Deux mois s’écoulent. Régulièrement, chaque semaine, Liette écrit à Nise qui lui répond poste pour poste. Faut-il que la jeune Mrs Wellstone ait des loisirs pour qu’elle se montre si assidue !

Elle en a, en effet, et plus qu’elle n’en souhaite. Elle ne le cache pas, ni qu’elle s’ennuie à Oak Grove. Elle s’y ennuie beaucoup. Elle s’y ennuie tellement que Nise, de plus en plus, a peur qu’il ne lui ait servi à rien de s’immoler et qu’au lieu de faire le bonheur de Robert et de Liette elle n’ait contribué qu’à faire leur infortune, comme la sienne.

Aussi respire-t-elle en recevant ces pages moins déprimantes où se retrouve la verve gamine d’une cadette qu’elle connaît :

« Brighton, le 18 septembre 1918.

« Hip ! hip ! hurrah !

« Je t’ai laissé entendre, ma chérie, que je manœuvrais de manière à envelopper Robert et à l’enlever de son poste de commandement, sur notre insipide front du Devonshire.

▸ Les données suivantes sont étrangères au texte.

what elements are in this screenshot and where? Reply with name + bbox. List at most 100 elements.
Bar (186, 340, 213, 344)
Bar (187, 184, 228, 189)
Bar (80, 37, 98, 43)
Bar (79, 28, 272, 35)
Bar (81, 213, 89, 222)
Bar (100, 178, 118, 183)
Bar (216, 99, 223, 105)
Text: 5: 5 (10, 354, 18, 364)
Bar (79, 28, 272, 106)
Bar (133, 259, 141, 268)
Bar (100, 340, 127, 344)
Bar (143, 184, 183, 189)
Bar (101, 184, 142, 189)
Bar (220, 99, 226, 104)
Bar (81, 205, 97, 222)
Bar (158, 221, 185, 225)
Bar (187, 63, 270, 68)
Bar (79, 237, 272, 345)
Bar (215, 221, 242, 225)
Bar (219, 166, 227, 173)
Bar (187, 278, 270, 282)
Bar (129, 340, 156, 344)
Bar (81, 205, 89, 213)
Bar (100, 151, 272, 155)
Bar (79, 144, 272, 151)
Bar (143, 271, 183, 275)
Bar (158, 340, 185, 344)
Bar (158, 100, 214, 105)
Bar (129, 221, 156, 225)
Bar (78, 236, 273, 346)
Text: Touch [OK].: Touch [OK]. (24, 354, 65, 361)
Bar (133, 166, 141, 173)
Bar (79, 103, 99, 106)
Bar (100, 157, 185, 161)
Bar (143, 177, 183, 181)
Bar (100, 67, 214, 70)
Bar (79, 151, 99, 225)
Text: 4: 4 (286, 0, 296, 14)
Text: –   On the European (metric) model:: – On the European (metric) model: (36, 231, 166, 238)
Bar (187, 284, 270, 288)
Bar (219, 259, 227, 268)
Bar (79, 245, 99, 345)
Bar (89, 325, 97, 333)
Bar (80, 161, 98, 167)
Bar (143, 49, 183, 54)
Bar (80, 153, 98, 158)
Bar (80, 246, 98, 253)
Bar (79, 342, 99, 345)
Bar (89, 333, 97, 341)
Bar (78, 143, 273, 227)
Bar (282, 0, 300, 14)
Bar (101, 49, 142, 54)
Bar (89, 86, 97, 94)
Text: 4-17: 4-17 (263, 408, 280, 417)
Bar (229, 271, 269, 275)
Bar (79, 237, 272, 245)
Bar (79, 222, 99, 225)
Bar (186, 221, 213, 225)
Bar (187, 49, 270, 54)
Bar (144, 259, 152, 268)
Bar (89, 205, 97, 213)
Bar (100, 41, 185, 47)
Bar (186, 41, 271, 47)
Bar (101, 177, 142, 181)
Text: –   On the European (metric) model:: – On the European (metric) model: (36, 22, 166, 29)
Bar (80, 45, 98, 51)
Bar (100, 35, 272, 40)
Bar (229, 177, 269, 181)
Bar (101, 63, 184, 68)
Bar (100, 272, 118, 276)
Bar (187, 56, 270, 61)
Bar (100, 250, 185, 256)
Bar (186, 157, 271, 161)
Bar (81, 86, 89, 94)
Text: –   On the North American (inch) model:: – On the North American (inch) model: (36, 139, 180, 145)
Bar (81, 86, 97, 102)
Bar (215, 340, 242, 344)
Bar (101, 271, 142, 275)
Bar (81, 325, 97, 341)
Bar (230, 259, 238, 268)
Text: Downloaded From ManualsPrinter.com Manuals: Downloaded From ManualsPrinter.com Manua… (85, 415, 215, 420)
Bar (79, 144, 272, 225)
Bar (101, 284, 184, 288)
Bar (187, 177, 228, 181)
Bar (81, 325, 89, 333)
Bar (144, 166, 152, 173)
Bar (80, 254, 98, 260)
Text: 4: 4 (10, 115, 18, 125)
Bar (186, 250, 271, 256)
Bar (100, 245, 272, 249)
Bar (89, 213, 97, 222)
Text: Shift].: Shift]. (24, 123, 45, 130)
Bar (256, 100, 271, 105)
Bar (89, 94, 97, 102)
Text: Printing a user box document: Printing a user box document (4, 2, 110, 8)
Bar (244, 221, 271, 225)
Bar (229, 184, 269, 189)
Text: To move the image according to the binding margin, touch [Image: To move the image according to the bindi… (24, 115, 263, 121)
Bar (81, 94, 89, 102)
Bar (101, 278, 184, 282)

Victoire ! L’opération, préparée avec soin, exécutée avec brio, a réussi parfaitement, comme dit le communiqué officiel. Nous avons quitté Oak Grove avant-hier, sitôt après la moisson, et nous n’y rentrerons qu’au début d’octobre.

« Ce n’est pas trop tôt, ma foi ! Je n’y tenais plus et je serais morte, s’il m’avait fallu y affronter l’hiver sans avoir pris d’abord un peu de bon temps. Ces quinze jours de villégiature à Brighton, plage select et dont quelques bombardements maritimes et aériens n’ont pu décourager les fervents, vont me permettre de rebondir.